During their meeting in Washington, Sharon told Bush he would try to solve the dispute over the planned mosque construction near the Basilica of the Annunciation, built on the spot where tradition says the Angel Gabriel told Mary she would give birth to Jesus.
Israel's previous government had approved the construction of the mosque, despite sharp protests by Christian leaders. But Sharon spokesman Raanan Gissin said another solution would have to be found. ``The solution that was offered before did not work,'' Gissin said, suggesting that the mosque would have to be built on a different parcel of land.
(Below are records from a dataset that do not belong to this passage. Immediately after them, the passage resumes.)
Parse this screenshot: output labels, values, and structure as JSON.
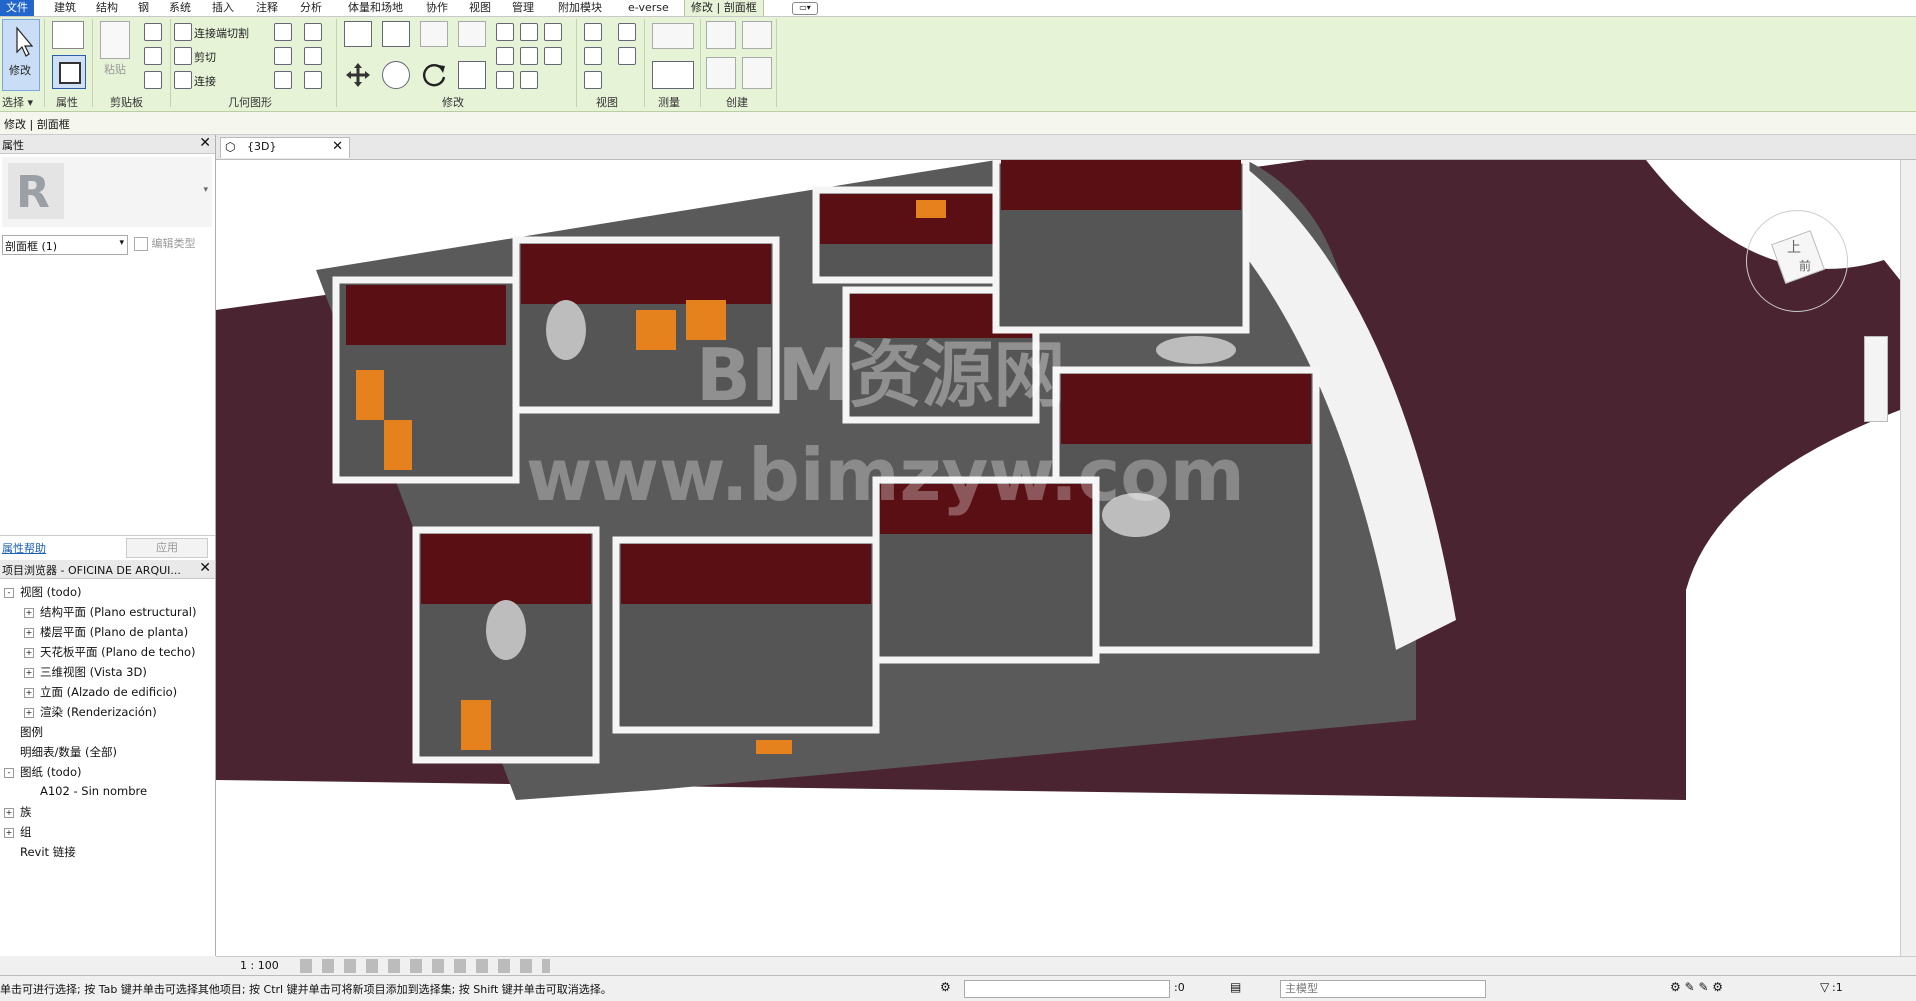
{
  "menu": [
    "文件",
    "建筑",
    "结构",
    "钢",
    "系统",
    "插入",
    "注释",
    "分析",
    "体量和场地",
    "协作",
    "视图",
    "管理",
    "附加模块",
    "e-verse",
    "修改 | 剖面框"
  ],
  "ribbon": {
    "select_label": "修改",
    "select_panel": "选择 ▾",
    "props_panel": "属性",
    "clipboard_paste": "粘贴",
    "clipboard_panel": "剪贴板",
    "geom_cut_join": "连接端切割",
    "geom_cut": "剪切",
    "geom_join": "连接",
    "geom_panel": "几何图形",
    "modify_panel": "修改",
    "view_panel": "视图",
    "measure_panel": "测量",
    "create_panel": "创建"
  },
  "context": "修改 | 剖面框",
  "properties": {
    "title": "属性",
    "type_value": "剖面框 (1)",
    "edit_type": "编辑类型",
    "help": "属性帮助",
    "apply": "应用"
  },
  "browser": {
    "title": "项目浏览器 - OFICINA DE ARQUI...",
    "items": [
      {
        "label": "视图 (todo)",
        "level": 0,
        "toggle": "-"
      },
      {
        "label": "结构平面 (Plano estructural)",
        "level": 1,
        "toggle": "+"
      },
      {
        "label": "楼层平面 (Plano de planta)",
        "level": 1,
        "toggle": "+"
      },
      {
        "label": "天花板平面 (Plano de techo)",
        "level": 1,
        "toggle": "+"
      },
      {
        "label": "三维视图 (Vista 3D)",
        "level": 1,
        "toggle": "+"
      },
      {
        "label": "立面 (Alzado de edificio)",
        "level": 1,
        "toggle": "+"
      },
      {
        "label": "渲染 (Renderización)",
        "level": 1,
        "toggle": "+"
      },
      {
        "label": "图例",
        "level": 0,
        "toggle": ""
      },
      {
        "label": "明细表/数量 (全部)",
        "level": 0,
        "toggle": ""
      },
      {
        "label": "图纸 (todo)",
        "level": 0,
        "toggle": "-"
      },
      {
        "label": "A102 - Sin nombre",
        "level": 1,
        "toggle": ""
      },
      {
        "label": "族",
        "level": 0,
        "toggle": "+"
      },
      {
        "label": "组",
        "level": 0,
        "toggle": "+"
      },
      {
        "label": "Revit 链接",
        "level": 0,
        "toggle": ""
      }
    ]
  },
  "view": {
    "tab_label": "{3D}",
    "scale": "1 : 100",
    "watermark_1": "BIM资源网",
    "watermark_2": "www.bimzyw.com",
    "cube_top": "上",
    "cube_front": "前"
  },
  "status": {
    "hint": "单击可进行选择; 按 Tab 键并单击可选择其他项目; 按 Ctrl 键并单击可将新项目添加到选择集; 按 Shift 键并单击可取消选择。",
    "count": ":0",
    "model": "主模型",
    "filter": ":1"
  },
  "colors": {
    "ribbon_bg": "#e6f3d7",
    "wall_dark": "#5a0f14",
    "floor": "#555555",
    "site": "#4a2430",
    "furniture_orange": "#e6821e"
  }
}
Christians who once dominated the city are now a minority in Nazareth, and tensions between the community and the Muslim majority in the city of 70,000 have been running high.
Muslim officials said Sharon and Bush had no right to interfere. ``I'm very sorry that Mr. Bush has become interested in a small problem in Nazareth,'' said Salman Abu Ahmed, leader of the Islamic movement in Nazareth.
The topic came up during Sharon's first official visit as Israel's prime minister to the White House, Gissin said. Bush told Sharon that Christian groups had raised the issue with him. ``He (Bush) wanted to know what was happening,'' Gissin said.
Muslim activists have rejected previous offers to build the mosque elsewhere, saying a Muslim sage was buried near the basilica.
``Mr. Sharon knows very well that this land is holy land for Muslims, and there's no force that can take this land from us,'' Abu Ahmed said.
Abu Ahmed said construction was to begin next month.
At one time, the dispute threatened to derail last year's visit to Nazareth by Pope John Paul II. Catholics wanted to use the mosque site as a staging area for pilgrims, drawing the Vatican into the dispute. A compromise resulted in Muslims agreeing to build a smaller mosque, but still on the empty plot next to the basilica. A temporary mosque has been erected on the site.